CB7 committee tackles homeless shelters
Community News Group / Caroline Spivack

Members of Community Board 7’s committee on homelessness convened on July 25 to address the problem of the city opening shelters in Sunset Park without consulting the board, according to the board’s district manager.

“I don’t have a problem with homeless folks in general — I have a big problem with the Department of Homeless Services,” said Jeremy Laufer. “I think it’s a very poorly run agency. I don’t think they consider the communities that they are hosted in.”

But even worse than not giving information, Laufer alleges that the agency sometimes knowingly provides false information.

“I think they outright lie to the public, and they get district managers to lie to people when they spread their false information,” he said.

The eleven members of the two-year-old ad hoc committee gathered at the board’s office at Fourth Avenue and 43rd Street to discuss its new mission and plan strategy. The committee chairwoman, Karen Rolnick, drafted the mission statement, which echoed Laufer’s sentiment that the locals were not seeking to demonize people living in shelters, but instead “ensure that homeless people in our district get the support and services they need, while also ensuring that the presence of shelters does not negatively impact safety or quality of life in our neighborhood.”

“We need to have a stated goal, I think, so we don’t become the ‘not-in-my-backyard’ group or anything like that,” Rolnick said.

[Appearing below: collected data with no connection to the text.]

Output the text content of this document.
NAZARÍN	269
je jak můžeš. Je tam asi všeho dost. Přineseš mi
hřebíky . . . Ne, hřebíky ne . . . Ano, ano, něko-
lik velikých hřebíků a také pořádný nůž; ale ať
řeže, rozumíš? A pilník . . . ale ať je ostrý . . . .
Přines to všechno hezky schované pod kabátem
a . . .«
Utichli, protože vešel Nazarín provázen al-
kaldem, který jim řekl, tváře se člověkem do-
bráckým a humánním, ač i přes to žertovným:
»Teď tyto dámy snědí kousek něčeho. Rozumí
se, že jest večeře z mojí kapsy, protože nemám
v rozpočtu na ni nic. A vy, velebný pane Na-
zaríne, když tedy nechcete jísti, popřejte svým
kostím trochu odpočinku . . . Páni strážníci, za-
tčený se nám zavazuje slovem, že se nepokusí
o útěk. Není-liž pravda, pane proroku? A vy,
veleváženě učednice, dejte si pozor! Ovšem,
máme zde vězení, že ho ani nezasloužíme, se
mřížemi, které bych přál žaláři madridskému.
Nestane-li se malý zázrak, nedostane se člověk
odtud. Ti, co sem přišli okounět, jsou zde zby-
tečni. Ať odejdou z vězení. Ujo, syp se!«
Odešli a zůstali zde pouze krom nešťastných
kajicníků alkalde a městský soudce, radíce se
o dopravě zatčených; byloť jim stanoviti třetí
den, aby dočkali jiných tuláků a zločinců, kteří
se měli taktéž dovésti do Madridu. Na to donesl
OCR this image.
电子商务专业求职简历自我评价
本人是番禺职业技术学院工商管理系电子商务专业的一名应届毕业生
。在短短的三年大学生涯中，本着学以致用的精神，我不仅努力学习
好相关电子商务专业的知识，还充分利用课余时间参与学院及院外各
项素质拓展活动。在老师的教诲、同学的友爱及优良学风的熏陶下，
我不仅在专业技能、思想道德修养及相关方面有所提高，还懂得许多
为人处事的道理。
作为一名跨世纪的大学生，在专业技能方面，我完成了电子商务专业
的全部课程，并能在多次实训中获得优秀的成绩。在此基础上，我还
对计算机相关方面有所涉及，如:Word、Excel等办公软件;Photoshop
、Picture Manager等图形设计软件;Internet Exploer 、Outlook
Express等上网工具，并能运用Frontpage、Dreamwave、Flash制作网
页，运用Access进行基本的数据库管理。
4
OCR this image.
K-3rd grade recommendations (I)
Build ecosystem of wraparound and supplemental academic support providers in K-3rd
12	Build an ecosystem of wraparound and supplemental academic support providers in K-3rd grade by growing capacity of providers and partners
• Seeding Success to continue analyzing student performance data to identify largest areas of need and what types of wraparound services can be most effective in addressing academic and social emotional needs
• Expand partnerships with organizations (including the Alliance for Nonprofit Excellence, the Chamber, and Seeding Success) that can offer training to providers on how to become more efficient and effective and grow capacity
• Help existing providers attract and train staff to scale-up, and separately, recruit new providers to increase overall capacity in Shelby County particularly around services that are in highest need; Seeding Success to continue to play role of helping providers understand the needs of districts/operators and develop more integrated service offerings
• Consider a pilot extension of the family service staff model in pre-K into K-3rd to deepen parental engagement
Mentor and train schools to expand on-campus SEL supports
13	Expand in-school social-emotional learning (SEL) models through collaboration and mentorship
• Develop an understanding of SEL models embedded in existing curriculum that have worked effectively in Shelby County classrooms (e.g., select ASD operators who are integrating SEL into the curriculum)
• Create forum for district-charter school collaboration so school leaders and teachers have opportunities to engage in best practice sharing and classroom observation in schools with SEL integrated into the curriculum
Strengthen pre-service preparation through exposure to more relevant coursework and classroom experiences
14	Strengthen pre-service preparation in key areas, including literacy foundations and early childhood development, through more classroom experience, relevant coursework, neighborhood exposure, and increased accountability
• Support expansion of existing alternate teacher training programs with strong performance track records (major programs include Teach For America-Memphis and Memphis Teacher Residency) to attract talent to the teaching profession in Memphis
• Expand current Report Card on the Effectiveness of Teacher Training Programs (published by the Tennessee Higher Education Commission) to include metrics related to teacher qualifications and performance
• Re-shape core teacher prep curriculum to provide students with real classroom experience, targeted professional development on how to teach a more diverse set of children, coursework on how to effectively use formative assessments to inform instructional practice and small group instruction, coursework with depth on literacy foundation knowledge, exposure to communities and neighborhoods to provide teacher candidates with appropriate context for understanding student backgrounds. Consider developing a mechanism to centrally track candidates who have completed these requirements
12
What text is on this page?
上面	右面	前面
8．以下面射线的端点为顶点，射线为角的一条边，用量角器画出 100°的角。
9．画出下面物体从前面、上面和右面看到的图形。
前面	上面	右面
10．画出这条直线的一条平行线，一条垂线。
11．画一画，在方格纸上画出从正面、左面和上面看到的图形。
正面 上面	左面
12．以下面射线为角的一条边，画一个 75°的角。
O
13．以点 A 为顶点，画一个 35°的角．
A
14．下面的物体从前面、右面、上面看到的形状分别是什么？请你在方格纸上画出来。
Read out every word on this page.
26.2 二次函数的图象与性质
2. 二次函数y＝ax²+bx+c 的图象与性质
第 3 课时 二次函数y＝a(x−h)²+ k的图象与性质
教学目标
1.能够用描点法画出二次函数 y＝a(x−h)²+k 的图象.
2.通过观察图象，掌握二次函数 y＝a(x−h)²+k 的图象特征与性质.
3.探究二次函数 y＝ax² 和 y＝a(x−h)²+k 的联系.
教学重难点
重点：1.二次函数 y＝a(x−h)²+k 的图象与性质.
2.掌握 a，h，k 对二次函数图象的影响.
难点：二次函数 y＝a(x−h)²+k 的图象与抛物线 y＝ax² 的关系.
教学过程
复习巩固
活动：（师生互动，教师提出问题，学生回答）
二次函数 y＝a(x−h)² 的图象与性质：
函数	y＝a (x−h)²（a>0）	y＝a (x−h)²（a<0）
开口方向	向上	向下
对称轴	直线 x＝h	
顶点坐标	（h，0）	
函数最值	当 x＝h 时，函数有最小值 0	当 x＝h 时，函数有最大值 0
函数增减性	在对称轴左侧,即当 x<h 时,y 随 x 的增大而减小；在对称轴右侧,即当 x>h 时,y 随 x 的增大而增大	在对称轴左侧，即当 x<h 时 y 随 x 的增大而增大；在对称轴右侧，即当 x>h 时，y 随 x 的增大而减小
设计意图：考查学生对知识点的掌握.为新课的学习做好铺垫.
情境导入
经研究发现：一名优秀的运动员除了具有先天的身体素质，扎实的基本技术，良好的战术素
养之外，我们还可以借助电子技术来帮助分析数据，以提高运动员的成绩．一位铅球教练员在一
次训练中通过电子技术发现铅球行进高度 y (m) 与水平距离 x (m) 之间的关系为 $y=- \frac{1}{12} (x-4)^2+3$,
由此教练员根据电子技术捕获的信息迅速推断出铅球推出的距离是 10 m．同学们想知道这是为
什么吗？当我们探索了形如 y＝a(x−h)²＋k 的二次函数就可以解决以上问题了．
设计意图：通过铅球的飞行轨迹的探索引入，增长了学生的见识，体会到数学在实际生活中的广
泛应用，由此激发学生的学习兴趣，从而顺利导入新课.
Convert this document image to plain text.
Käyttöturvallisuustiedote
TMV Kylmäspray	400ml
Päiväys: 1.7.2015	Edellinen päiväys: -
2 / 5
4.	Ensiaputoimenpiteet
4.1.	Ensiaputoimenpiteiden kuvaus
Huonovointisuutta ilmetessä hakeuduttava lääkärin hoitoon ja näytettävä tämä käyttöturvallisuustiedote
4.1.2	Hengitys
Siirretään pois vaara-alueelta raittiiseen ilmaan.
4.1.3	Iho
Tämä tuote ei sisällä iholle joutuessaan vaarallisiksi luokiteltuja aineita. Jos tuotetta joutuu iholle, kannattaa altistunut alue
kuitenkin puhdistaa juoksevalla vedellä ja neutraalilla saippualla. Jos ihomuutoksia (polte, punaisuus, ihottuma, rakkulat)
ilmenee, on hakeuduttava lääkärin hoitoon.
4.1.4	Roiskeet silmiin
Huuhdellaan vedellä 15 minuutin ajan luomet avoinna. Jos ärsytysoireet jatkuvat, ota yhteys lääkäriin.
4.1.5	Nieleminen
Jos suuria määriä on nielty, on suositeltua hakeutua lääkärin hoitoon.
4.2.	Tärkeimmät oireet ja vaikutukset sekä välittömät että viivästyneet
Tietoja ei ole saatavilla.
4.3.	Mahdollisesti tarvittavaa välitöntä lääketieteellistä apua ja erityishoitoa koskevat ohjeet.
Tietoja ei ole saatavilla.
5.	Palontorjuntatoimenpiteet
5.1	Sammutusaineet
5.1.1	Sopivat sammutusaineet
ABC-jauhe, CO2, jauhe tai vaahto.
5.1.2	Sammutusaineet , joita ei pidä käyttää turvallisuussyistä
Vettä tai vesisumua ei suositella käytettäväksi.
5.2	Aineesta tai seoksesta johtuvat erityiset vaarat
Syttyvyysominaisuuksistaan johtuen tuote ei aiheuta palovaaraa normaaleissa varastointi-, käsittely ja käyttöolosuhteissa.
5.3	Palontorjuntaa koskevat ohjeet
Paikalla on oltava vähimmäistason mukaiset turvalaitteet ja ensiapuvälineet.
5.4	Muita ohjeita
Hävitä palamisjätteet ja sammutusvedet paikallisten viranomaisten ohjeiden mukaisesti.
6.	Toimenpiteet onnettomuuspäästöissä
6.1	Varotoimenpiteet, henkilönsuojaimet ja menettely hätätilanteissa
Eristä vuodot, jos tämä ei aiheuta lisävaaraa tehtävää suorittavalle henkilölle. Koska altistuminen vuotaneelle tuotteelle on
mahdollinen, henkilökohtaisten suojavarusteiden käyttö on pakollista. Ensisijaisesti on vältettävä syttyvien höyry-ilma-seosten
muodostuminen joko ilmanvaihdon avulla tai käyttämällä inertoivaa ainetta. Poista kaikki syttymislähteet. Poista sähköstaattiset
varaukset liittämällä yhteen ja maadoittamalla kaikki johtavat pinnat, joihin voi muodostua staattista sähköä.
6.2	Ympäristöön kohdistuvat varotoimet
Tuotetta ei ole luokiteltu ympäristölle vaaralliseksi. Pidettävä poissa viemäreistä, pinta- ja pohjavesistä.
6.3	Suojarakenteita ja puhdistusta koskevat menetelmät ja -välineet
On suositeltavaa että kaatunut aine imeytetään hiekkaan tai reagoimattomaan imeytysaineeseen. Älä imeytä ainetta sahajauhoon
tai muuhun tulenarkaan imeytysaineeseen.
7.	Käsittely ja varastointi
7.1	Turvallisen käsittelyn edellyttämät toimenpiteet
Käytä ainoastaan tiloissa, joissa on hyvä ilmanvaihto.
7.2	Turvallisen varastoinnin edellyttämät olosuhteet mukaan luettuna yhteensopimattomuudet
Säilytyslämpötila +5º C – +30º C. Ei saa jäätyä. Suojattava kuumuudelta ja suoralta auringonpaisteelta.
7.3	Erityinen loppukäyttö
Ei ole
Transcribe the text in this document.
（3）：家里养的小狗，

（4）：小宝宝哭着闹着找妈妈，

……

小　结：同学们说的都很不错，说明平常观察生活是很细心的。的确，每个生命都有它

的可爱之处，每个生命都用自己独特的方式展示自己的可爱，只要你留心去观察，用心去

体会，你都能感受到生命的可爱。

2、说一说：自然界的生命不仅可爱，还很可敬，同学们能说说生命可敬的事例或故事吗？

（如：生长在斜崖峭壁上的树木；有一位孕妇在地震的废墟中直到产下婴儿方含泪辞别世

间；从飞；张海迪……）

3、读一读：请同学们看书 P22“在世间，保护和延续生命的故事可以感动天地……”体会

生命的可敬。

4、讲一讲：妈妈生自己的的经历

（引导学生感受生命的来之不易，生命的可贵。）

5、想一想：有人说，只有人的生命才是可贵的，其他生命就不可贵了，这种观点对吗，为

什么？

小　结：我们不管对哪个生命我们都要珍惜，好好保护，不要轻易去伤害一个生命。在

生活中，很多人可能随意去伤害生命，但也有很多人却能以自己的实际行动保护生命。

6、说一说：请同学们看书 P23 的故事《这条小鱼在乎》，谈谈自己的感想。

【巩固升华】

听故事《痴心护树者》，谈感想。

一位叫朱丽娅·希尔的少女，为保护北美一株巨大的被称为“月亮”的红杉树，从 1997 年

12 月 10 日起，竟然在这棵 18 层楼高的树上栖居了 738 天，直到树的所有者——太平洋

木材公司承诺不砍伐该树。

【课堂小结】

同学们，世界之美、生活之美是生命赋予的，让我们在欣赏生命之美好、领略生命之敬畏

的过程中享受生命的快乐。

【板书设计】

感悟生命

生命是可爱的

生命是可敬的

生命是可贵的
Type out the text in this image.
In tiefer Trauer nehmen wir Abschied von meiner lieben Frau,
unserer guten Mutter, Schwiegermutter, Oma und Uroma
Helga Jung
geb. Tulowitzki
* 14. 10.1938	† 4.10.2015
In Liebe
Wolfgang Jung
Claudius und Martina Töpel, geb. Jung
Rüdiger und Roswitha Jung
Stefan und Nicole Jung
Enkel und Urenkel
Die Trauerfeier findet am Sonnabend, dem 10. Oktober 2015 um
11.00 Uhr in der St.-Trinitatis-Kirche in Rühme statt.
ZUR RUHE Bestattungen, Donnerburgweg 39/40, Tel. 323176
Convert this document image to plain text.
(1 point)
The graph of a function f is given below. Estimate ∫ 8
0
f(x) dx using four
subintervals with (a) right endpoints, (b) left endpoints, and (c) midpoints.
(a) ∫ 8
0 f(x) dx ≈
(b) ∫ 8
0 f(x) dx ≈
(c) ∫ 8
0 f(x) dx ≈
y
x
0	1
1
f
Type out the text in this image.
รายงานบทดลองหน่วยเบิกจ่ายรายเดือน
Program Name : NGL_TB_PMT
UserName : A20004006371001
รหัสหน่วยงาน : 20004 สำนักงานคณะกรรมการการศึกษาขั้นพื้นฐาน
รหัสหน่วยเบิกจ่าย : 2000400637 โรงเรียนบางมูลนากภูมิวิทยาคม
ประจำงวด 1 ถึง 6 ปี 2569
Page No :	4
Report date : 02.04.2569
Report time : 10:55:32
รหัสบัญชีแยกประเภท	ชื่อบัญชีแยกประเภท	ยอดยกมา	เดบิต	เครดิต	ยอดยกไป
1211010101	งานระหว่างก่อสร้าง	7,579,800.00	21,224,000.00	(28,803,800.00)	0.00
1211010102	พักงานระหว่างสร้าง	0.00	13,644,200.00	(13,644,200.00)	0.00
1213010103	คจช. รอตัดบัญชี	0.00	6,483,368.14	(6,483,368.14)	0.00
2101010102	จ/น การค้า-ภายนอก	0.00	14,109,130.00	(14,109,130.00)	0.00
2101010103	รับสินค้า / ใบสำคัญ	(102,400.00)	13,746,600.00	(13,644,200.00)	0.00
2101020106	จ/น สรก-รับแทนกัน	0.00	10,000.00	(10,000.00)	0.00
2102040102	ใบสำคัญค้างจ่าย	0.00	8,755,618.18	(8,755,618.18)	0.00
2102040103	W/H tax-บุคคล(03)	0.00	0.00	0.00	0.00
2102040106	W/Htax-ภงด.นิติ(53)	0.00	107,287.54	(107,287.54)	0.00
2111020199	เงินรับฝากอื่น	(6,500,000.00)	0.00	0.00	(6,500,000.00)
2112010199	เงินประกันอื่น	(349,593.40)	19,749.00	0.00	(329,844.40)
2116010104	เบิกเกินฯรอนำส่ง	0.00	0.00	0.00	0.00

Locals have blasted the city in recent years for converting so many hotels in the neighborhood to homeless shelters, complaining that the district hosts a disproportionate number of shelters because the area actually has a low number of homeless people.

There are currently more than 260 homeless people from CB7’s district in shelters citywide, according to a spokesman for the homeless-services agency, but the district hosts more than twice that number — providing 825 beds divided between three traditional shelters and six commercial hotels being used as emergency shelters.

The 650 beds in commercial hotels will be phased out under Mayor DeBlasio’s plan to stop using hotels by 2023, according to spokesman Isaac McGinn, but the agency expects to find traditional shelter space in the district for at least another 100 people who previously lived in the district over the next few years.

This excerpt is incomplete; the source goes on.